Shoah

«Mes grand-mères, mes grand-pères et ma tante n'avaient rien d'unique, et leur mort dans les chambres à gaz ne les a pas fait gagner le statut de victimes élues»

Shlomo Sand - "Les mots et la terre - Les intellectuels en Israël" - Champs Essais Flammarion

Continuer de bénéficier des dividendes du capital de souffrance des générations précédentes est un phénomène culturel assez répandu. On le retrouve parfois chez des intellectuels du tiers monde, habitués des salons parisiens, comme chez les descendants d'Amérindiens, ou de réfugiés palestiniens, et bien sûr aussi parmi les descendants de Français juifs. Mais autant j'éprouve de l'admiration pour les cinéastes des années cinquante tels qu'Alain Resnais, Gillo Pontecorvo ou Armand Gatti, qui, au moment où les survivants de l'extermination étaient oubliés et parfois rejetés avec mépris, ont produit des oeuvres de mémoire universelle afin de secouer l'Europe héroïque et de la sortir du confort de l'oubli, autant je formule aujourd'hui des réserves à l'égard des cinéastes et des intellectuels qui ne cessent de valoriser l'unicité des victimes juives, d'en faire des sains suppliciés exclusifs, et imposent l'interdit de la comparaison avec d'autres victimes.
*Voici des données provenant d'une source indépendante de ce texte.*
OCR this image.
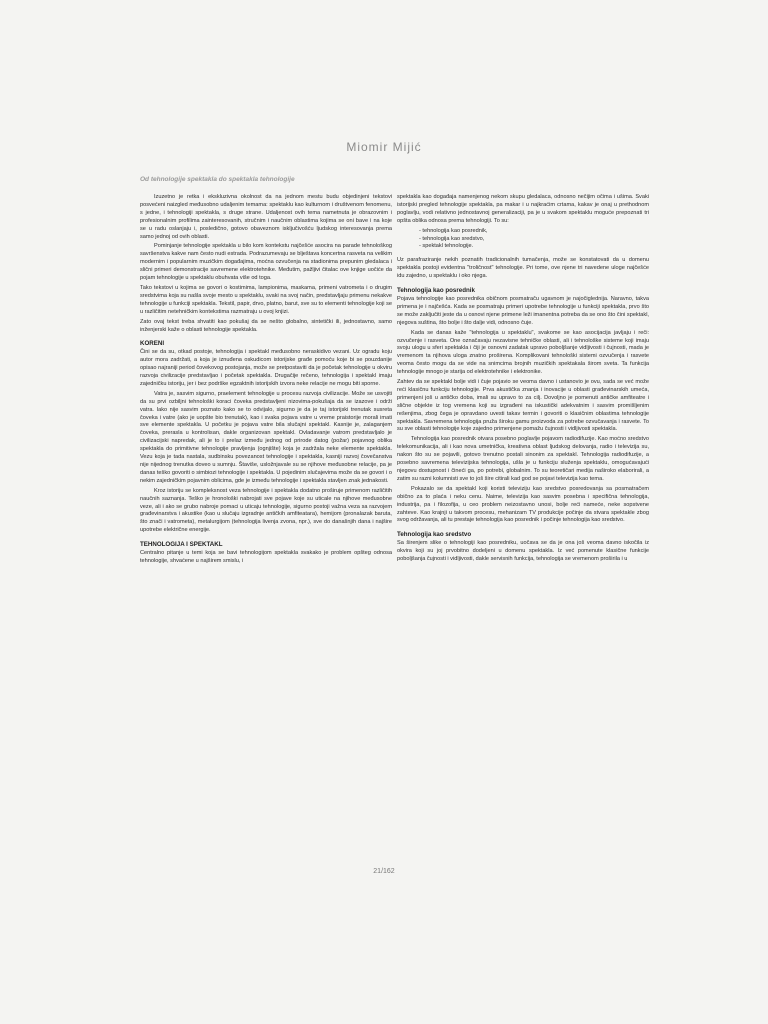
Miomir Mijić
Od tehnologije spektakla do spektakla tehnologije

Izuzetno je retka i ekskluzivna okolnost da na jednom mestu budu objedinjeni tekstovi posvećeni naizgled međusobno udaljenim temama: spektaklu kao kulturnom i društvenom fenomenu, s jedne, i tehnologiji spektakla, s druge strane. Udaljenost ovih tema nametnuta je obrazovnim i profesionalnim profilima zainteresovanih, stručnim i naučnim oblastima kojima se oni bave i na koje se u radu oslanjaju i, posledično, gotovo obaveznom isključivošću ljudskog interesovanja prema samo jednoj od ovih oblasti.

Pominjanje tehnologije spektakla u bilo kom kontekstu najčešće asocira na parade tehnološkog savršenstva kakve nam često nudi estrada. Podrazumevaju se blještava koncertna rasveta na velikim modernim i popularnim muzičkim događajima, moćna ozvučenja na stadionima prepunim gledalaca i slični primeri demonstracije savremene elektrotehnike. Međutim, pažljivi čitalac ove knjige uočiće da pojam tehnologije u spektaklu obuhvata više od toga.

Tako tekstovi u kojima se govori o kostimima, lampionima, maskama, primeni vatrometa i o drugim sredstvima koja su našla svoje mesto u spektaklu, svaki na svoj način, predstavljaju primenu nekakve tehnologije u funkciji spektakla. Tekstil, papir, drvo, platno, barut, sve su to elementi tehnologije koji se u različitim netehničkim kontekstima razmatraju u ovoj knjizi.

Zato ovaj tekst treba shvatiti kao pokušaj da se nešto globalno, sintetički ili, jednostavno, samo inženjerski kaže o oblasti tehnologije spektakla.

KORENI

Čini se da su, otkad postoje, tehnologija i spektakl međusobno neraskidivo vezani. Uz ogradu koju autor mora zadržati, a koja je iznuđena oskudicom istorijske građe pomoću koje bi se pouzdanije opisao najraniji period čovekovog postojanja, može se pretpostaviti da je početak tehnologije u okviru razvoja civilizacije predstavljao i početak spektakla. Drugačije rečeno, tehnologija i spektakl imaju zajedničku istoriju, jer i bez podrške egzaktnih istorijskih izvora neke relacije ne mogu biti sporne.

Vatra je, sasvim sigurno, praelement tehnologije u procesu razvoja civilizacije. Može se usvojiti da su prvi ozbiljni tehnološki koraci čoveka predstavljeni nizovima-pokušaja da se izazove i održi vatra. Iako nije sasvim poznato kako se to odvijalo, sigurno je da je taj istorijski trenutak susreta čoveka i vatre (ako je uopšte bio trenutak), kao i svaka pojava vatre u vreme praistorije morali imati sve elemente spektakla. U početku je pojava vatre bila slučajni spektakl. Kasnije je, zalaganjem čoveka, prerasla u kontrolisan, dakle organizovan spektakl. Ovladavanje vatrom predstavljalo je civilizacijski napredak, ali je to i prelaz između jednog od prirode datog (požar) pojavnog oblika spektakla do primitivne tehnologije pravljenja (ognjište) koja je zadržala neke elemente spektakla. Vezu koja je tada nastala, sudbinsku povezanost tehnologije i spektakla, kasniji razvoj čovečanstva nije nijednog trenutka doveo u sumnju. Štaviše, usložnjavale su se njihove međusobne relacije, pa je danas teško govoriti o simbiozi tehnologije i spektakla. U pojedinim slučajevima može da se govori i o nekim zajedničkim pojavnim oblicima, gde je između tehnologije i spektakla stavljen znak jednakosti.

Kroz istoriju se kompleksnost veza tehnologije i spektakla dodatno proširuje primenom različitih naučnih saznanja. Teško je hronološki nabrojati sve pojave koje su uticale na njihove međusobne veze, ali i ako se grubo nabroje pomaci u uticaju tehnologije, sigurno postoji važna veza sa razvojem građevinarstva i akustike (kao u slučaju izgradnje antičkih amfiteatara), hemijom (pronalazak baruta, što znači i vatrometa), metalurgijom (tehnologija livenja zvona, npr.), sve do današnjih dana i najšire upotrebe električne energije.

TEHNOLOGIJA I SPEKTAKL

Centralno pitanje u temi koja se bavi tehnologijom spektakla svakako je problem opšteg odnosa tehnologije, shvaćene u najširem smislu, i

spektakla kao događaja namenjenog nekom skupu gledalaca, odnosno nečijim očima i ušima. Svaki istorijski pregled tehnologije spektakla, pa makar i u najkraćim crtama, kakav je onaj u prethodnom poglavlju, vodi relativno jednostavnoj generalizaciji, pa je u svakom spektaklu moguće prepoznati tri opšta oblika odnosa prema tehnologiji. To su:

- tehnologija kao posrednik,
- tehnologija kao sredstvo,
- spektakl tehnologije.

Uz parafraziranje nekih poznatih tradicionalnih tumačenja, može se konstatovati da u domenu spektakla postoji evidentna "troličnost" tehnologije. Pri tome, ove njene tri navedene uloge najčešće idu zajedno, u spektaklu i oko njega.

Tehnologija kao posrednik

Pojava tehnologije kao posrednika običnom posmatraču ugavnom je najočiglednija. Naravno, takva primena je i najčešća. Kada se posmatraju primeri upotrebe tehnologije u funkciji spektakla, prvo što se može zaključiti jeste da u osnovi njene primene leži imanentna potreba da se ono što čini spektakl, njegova suština, što bolje i što dalje vidi, odnosno čuje.

Kada se danas kaže "tehnologija u spektaklu", svakome se kao asocijacija javljaju i reči: ozvučenje i rasveta. One označavaju nezavisne tehničke oblasti, ali i tehnološke sisteme koji imaju svoju ulogu u sferi spektakla i čiji je osnovni zadatak upravo poboljšanje vidljivosti i čujnosti, mada je vremenom ta njihova uloga znatno proširena. Komplikovani tehnološki sistemi ozvučenja i rasvete veoma često mogu da se vide na snimcima brojnih muzičkih spektakala širom sveta. Ta funkcija tehnologije mnogo je starija od elektrotehnike i elektronike.

Zahtev da se spektakl bolje vidi i čuje pojavio se veoma davno i ustanovio je ovu, sada se već može reći klasičnu funkciju tehnologije. Prva akustička znanja i inovacije u oblasti građevinarskih umeća, primenjeni još u antičko doba, imali su upravo to za cilj. Dovoljno je pomenuti antičke amfiteatre i slične objekte iz tog vremena koji su izgrađeni na iskustički adekvatnim i sasvim promišljenim rešenjima, zbog čega je opravdano uvesti takav termin i govoriti o klasičnim oblastima tehnologije spektakla. Savremena tehnologija pruža široku gamu proizvoda za potrebe ozvučavanja i rasvete. To su sve oblasti tehnologije koje zajedno primenjene pomažu čujnosti i vidljivosti spektakla.

Tehnologija kao posrednik otvara posebno poglavlje pojavom radiodifuzije. Kao moćno sredstvo telekomunikacija, ali i kao nova umetnička, kreativna oblast ljudskog delovanja, radio i televizija su, nakon što su se pojavili, gotovo trenutno postali sinonim za spektakl. Tehnologija radiodifuzije, a posebno savremena televizijska tehnologija, ušla je u funkciju služenja spektaklu, omogućavajući njegovu dostupnost i čineći ga, po potrebi, globalnim. To su teoretičari medija naširoko elaborirali, a zatim su razni kolumnisti sve to još šire citirali kad god se pojavi televizija kao tema.

Pokazalo se da spektakl koji koristi televiziju kao sredstvo posredovanja sa posmatračem obično za to plaća i neku cenu. Naime, televizija kao sasvim posebna i specifična tehnologija, industrija, pa i filozofija, u ceo problem neizostavno unosi, bolje reći nameće, neke sopstvene zahteve. Kao krajnji u takvom procesu, mehanizam TV produkcije počinje da stvara spektakle zbog svog održavanja, ali tu prestaje tehnologija kao posrednik i počinje tehnologija kao sredstvo.

Tehnologija kao sredstvo

Sa širenjem slike o tehnologiji kao posredniku, uočava se da je ona još veoma davno iskočila iz okvira koji su joj prvobitno dodeljeni u domenu spektakla. Iz već pomenute klasične funkcije poboljšanja čujnosti i vidljivosti, dakle servisnih funkcija, tehnologija se vremenom proširila i u

21/162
Mes grand-mères, mes grand-pères et ma tante, conduits dans les chambres à gaz (ils ont été parmi les premiers déportés du ghetto de Lodz), n'avaient rien d'unique, pas plus que d'autres personnes. Ils n'étaient ni meilleurs ni pires que leurs voisins non juifs. Ils n'ont jamais cru appartenir à un peuple élu et leur mort ne les a pas fait gagner le statut de victimes élues. Ce sont les bourreaux qui ont voulu les présenter comme uniques et étrangers à l'histoire, ou mus par une volonté de domination. Il importe de le rappeler à tous ceux qui refusent de le voir : l'unicité du grand projet d'extermination ne réside nullement dans l'identité des victimes (ni même des collaborateurs), mais bien dans la terrible efficacité des bourreaux et la perversité extraordinaire de leurs crimes.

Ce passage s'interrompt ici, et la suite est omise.